An agent without a stop condition is a budget risk.
Logging fields for useful alerts
| Field | Example |
|---|---|
| feature | support_answer |
| model | claude-sonnet |
| user_tier | free, pro, internal |
| input_tokens | 3200 |
| output_tokens | 850 |
| estimated_cost | $0.011 |
| retry_count | 1 |
| tool_call_count | 3 |
| cache_hit | false |
| status | success, error, fallback |
Without these fields, alerts can tell you that spend increased, but not why.
Alert severity levels
| Level | Trigger | Action |
|---|---|---|
| Info | Cost reaches 50% of daily budget | Track trend |
| Warning | Cost reaches 70% | Notify owner |
| Critical | Cost reaches 100% | Downgrade or limit |
| Emergency | Spend grows and cannot be attributed | Pause risky feature |
Every alert should have an owner. Otherwise alerts become background noise.
Investigation checklist
When an alert fires, ask:
- Which feature triggered it?
- Is traffic actually higher?
- Did input tokens grow?
- Did output tokens grow?
- Did retry rate rise?
- Did agent tool calls increase?
- Did a prompt, route, or model change ship recently?
- Did a batch job repeat?
If you cannot identify the cause quickly, downgrade or pause the feature first, then investigate.
Before-launch checklist
- Feature-level daily budget exists.
- P95 per-request cost baseline exists.
- Retry threshold is defined.
- Agent step and tool-call limits exist.
- Batch jobs use idempotency keys.
- Every alert has an owner.
- Downgrade path is documented.
- Postmortem template exists.
FAQ
Do we need cost alerts from day one?
If the feature serves real users, yes. Start with daily budget and per-request cost alerts, even if they are simple.
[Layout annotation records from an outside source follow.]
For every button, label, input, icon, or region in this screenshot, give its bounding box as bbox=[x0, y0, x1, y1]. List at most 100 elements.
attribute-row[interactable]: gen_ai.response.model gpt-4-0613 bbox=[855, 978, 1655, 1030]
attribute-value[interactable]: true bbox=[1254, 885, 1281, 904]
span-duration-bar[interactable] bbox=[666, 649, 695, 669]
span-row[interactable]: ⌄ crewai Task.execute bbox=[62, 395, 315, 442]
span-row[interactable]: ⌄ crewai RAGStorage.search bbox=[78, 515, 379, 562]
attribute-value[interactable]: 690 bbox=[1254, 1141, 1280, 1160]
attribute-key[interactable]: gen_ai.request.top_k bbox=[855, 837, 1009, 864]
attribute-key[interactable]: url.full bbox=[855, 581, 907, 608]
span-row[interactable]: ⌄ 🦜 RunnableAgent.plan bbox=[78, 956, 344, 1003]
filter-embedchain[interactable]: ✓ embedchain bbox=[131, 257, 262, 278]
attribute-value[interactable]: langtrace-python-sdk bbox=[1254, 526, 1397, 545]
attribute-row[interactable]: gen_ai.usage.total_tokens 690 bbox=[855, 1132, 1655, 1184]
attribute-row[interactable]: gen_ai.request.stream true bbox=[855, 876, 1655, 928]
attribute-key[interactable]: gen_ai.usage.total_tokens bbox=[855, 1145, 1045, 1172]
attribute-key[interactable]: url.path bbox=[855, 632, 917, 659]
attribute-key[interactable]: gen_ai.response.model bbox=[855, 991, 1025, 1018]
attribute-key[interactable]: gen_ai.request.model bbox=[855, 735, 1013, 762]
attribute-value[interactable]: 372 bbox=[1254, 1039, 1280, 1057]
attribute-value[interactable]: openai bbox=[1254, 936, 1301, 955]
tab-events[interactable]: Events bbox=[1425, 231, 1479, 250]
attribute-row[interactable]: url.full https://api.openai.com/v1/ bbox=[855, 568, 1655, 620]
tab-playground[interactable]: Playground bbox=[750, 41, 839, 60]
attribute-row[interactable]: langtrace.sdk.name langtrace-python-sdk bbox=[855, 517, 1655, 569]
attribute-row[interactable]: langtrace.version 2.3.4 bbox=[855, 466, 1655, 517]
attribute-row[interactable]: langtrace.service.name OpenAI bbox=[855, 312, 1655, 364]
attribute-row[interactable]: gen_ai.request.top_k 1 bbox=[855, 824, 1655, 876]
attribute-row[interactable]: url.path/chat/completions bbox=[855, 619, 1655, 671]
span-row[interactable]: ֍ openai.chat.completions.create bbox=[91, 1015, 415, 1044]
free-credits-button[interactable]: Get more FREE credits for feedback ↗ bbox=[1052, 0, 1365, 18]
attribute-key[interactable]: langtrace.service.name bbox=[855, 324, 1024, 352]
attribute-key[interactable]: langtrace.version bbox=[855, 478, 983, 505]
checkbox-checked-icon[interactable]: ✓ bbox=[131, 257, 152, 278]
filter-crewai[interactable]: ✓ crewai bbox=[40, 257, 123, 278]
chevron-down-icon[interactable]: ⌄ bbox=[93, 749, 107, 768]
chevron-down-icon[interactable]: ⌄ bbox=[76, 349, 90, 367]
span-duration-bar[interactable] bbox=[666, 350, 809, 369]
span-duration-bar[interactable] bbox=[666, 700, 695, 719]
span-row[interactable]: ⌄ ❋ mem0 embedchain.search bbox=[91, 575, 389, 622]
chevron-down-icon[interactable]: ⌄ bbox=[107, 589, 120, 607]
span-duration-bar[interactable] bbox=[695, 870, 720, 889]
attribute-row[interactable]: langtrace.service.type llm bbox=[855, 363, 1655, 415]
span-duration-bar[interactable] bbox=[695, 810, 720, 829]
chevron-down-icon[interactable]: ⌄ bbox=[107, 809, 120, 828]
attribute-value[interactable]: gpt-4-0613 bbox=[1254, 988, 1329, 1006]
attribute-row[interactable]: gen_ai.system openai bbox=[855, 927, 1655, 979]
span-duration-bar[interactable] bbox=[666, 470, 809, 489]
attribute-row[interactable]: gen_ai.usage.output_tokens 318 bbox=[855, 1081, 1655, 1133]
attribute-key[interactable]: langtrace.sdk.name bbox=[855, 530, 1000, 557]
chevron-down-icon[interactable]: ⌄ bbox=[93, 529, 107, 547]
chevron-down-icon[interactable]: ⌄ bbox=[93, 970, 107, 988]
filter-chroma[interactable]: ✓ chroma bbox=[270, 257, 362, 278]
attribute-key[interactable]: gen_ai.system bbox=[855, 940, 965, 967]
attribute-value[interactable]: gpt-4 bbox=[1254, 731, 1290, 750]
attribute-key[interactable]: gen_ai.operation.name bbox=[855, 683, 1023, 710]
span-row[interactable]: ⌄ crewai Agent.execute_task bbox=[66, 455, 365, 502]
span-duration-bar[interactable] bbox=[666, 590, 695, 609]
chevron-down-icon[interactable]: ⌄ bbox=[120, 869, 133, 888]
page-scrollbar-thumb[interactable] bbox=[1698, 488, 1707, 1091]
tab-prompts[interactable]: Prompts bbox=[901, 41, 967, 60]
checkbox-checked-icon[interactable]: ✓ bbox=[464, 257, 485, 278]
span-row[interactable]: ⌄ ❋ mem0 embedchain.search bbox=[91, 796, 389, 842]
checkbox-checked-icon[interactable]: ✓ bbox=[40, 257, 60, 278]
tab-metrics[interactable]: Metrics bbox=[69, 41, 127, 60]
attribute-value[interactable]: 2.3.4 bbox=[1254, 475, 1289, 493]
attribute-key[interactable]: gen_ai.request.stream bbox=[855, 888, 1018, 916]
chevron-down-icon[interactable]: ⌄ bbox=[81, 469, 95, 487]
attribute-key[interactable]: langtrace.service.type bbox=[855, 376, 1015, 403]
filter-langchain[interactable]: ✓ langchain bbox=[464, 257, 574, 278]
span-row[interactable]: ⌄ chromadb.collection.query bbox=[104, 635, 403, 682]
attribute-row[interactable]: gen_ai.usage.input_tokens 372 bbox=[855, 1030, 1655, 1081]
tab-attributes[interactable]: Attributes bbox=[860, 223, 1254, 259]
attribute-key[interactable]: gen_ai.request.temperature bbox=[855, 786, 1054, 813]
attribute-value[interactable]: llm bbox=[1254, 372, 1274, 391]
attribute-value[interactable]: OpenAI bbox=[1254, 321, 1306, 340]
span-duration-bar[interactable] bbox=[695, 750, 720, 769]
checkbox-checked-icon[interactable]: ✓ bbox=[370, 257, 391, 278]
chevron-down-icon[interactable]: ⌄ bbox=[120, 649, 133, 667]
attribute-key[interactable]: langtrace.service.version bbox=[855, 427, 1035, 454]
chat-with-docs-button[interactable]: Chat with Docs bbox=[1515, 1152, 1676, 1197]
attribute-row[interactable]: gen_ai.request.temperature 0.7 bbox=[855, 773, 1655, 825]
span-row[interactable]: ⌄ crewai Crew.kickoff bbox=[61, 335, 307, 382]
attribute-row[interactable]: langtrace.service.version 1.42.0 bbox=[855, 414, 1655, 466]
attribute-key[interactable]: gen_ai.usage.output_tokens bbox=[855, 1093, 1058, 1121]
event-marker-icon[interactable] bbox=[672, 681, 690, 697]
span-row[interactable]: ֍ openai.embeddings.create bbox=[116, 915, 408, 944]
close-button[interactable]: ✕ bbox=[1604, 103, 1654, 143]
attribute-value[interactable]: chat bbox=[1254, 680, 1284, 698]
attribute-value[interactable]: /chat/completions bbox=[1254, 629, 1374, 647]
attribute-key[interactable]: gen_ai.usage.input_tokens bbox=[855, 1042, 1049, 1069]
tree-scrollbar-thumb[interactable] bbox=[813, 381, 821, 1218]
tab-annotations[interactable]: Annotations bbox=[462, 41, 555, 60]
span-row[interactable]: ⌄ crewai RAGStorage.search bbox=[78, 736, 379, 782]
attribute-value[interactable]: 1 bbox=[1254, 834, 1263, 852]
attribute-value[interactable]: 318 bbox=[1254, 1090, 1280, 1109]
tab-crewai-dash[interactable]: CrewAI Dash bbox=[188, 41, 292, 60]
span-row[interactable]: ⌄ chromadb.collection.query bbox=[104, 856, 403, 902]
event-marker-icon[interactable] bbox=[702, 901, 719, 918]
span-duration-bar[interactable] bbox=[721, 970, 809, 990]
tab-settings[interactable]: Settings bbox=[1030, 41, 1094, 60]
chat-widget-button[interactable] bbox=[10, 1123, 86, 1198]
Should thresholds be fixed dollars or percentages?
Use both. Fixed dollar thresholds protect budgets; percentages and P95/P99 thresholds detect abnormal requests.
What if alerts create too much noise?
Group by feature and owner. Reduce low-value info alerts, but keep critical budget, retry, and agent-loop alerts visible.
Final take
AI cost alerts make spending observable before it becomes a postmortem. Monitor feature-level budgets, per-request cost, retries, output growth, cache misses, and agent loops. Then connect every alert to an owner and a known action.